Robeco: Italian bonds rally due to ECB support

Volatility was significant this week due to market moving comments from anonymous “sources” within the ECB. Primarily due to the ECB comments, Italian and other peripheral bonds rallied this week.

08.12.2016 | 08:59 Uhr

The Italian bond market was also supported by market participants closing their underweight position, thereby buying Italian bonds, just ahead of the Italian constitutional referendum. Italian bonds have returned -1.02% this year, Spanish bonds 2.53%, Portuguese bonds -3.59% and Irish bonds 2.56%.

Italy

Italian spreads decreased significantly this week, on the back of ECB comments that it might temporarily purchase more Italian bonds in case Italian spreads rise significantly after the referendum vote. This Sunday the Italian constitutional referendum will be held, and there is a broad market expectation that voters will opt for No.

Spain

The Spanish parliament will likely agree on the budget of 2017 in the near future, as Rajoy’s (PP) minority government and the socialist party (PSOE) have agreed on the most sensitive issues. The precondition for PSOE support was an increase of the minimum wage by 8%. The agreement enables the government to limit spending and to meet the required fiscal deficit target of 3.1% of GDP.

Greece

The ECB is contemplating to include Greek government bonds as part of the ECB’s bond purchase program. The inclusion is already under consideration for months, but the ECB signaled that it could soften its strict stance on the Greek debt sustainability.  

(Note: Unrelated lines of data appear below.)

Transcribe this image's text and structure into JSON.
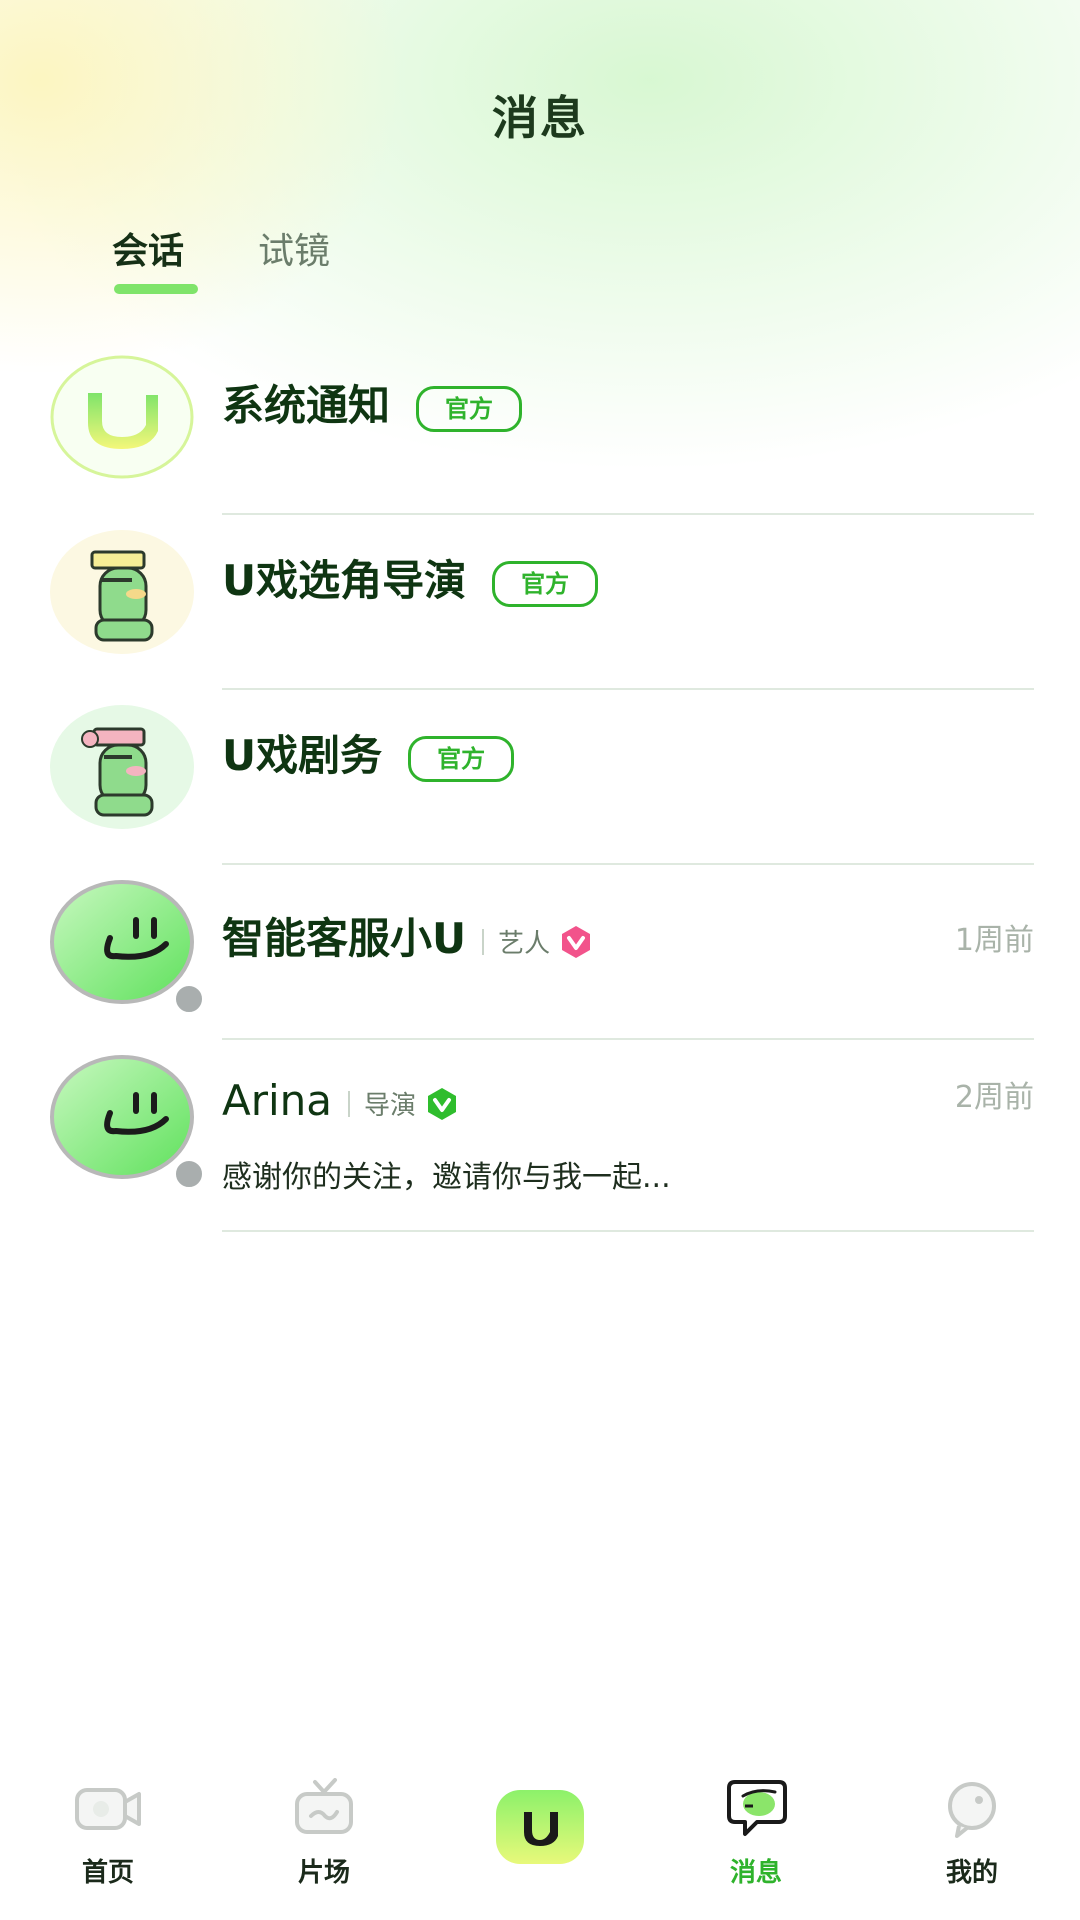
{
  "header": {
    "title": "消息"
  },
  "tabs": [
    {
      "label": "会话",
      "active": true
    },
    {
      "label": "试镜",
      "active": false
    }
  ],
  "conversations": [
    {
      "name": "系统通知",
      "badge": "官方",
      "avatar": "u-logo-avatar"
    },
    {
      "name": "U戏选角导演",
      "badge": "官方",
      "avatar": "director-character-avatar"
    },
    {
      "name": "U戏剧务",
      "badge": "官方",
      "avatar": "crew-character-avatar"
    },
    {
      "name": "智能客服小U",
      "role": "艺人",
      "verify_color": "#f2538b",
      "time": "1周前",
      "avatar": "smiley-avatar"
    },
    {
      "name": "Arina",
      "role": "导演",
      "verify_color": "#2fbd2d",
      "time": "2周前",
      "preview": "感谢你的关注，邀请你与我一起...",
      "avatar": "smiley-avatar"
    }
  ],
  "tabbar": [
    {
      "label": "首页",
      "icon": "camera-icon"
    },
    {
      "label": "片场",
      "icon": "tv-icon"
    },
    {
      "label": "",
      "icon": "u-logo-icon"
    },
    {
      "label": "消息",
      "icon": "message-icon",
      "active": true
    },
    {
      "label": "我的",
      "icon": "profile-icon"
    }
  ],
  "colors": {
    "accent": "#2fb32c",
    "underline": "#7fe46a",
    "title": "#1d3a1d"
  }
}
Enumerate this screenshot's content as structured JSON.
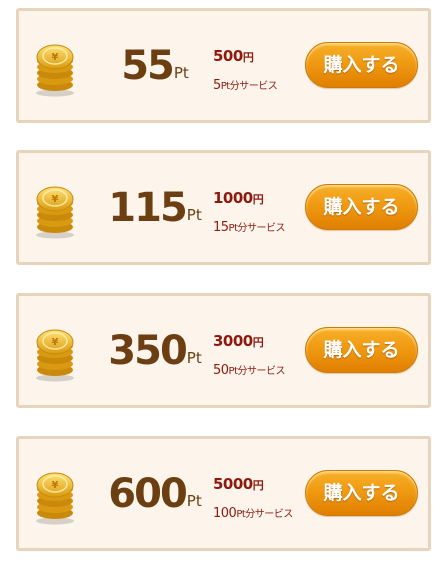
{
  "packages": [
    {
      "points": "55",
      "unit": "Pt",
      "price": "500",
      "price_yen": "円",
      "bonus": "5",
      "bonus_suffix": "Pt分サービス",
      "button": "購入する"
    },
    {
      "points": "115",
      "unit": "Pt",
      "price": "1000",
      "price_yen": "円",
      "bonus": "15",
      "bonus_suffix": "Pt分サービス",
      "button": "購入する"
    },
    {
      "points": "350",
      "unit": "Pt",
      "price": "3000",
      "price_yen": "円",
      "bonus": "50",
      "bonus_suffix": "Pt分サービス",
      "button": "購入する"
    },
    {
      "points": "600",
      "unit": "Pt",
      "price": "5000",
      "price_yen": "円",
      "bonus": "100",
      "bonus_suffix": "Pt分サービス",
      "button": "購入する"
    }
  ],
  "icons": {
    "coin": "coin-stack-icon"
  },
  "colors": {
    "card_bg": "#fdf5ec",
    "card_border": "#e6d4bd",
    "points_text": "#6b3f12",
    "price_text": "#8e1a0f",
    "button_orange": "#f09a12",
    "coin_gold": "#e8b225"
  }
}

Robeco Euro Government Bonds

This week the fund took profit on the underweight position in Italian bonds, which we had increased at the beginning of November. Currently we are positioned neutral versus the benchmark in Italian government bonds. Spreads have risen, positioning has adjusted and the ECB remains supportive. Our fundamental view on Italy remains negative. Italy needs reforms to increase growth. Stronger growth is necessary to improve the sustainability of the public debt, to reduce bank NPLs and to reduce unemployment and hence political unrest. Rising yield levels are also unfavorable given Italy’s large public debt. We maintain our overweight position in Ireland. Irish bond spreads are attractive given the improved Irish fundamentals and its strong ESG scores. Currently the fund is 37% invested in peripheral bonds, versus 39% in the benchmark. Year-to-date the fund’s absolute return is 2.66%*.

* Robeco Euro Government Bonds, gross of fees, based on Net Asset Value, YTD November 30th, 2016. The value of your investments may fluctuate. Past results are no guarantee of future performance.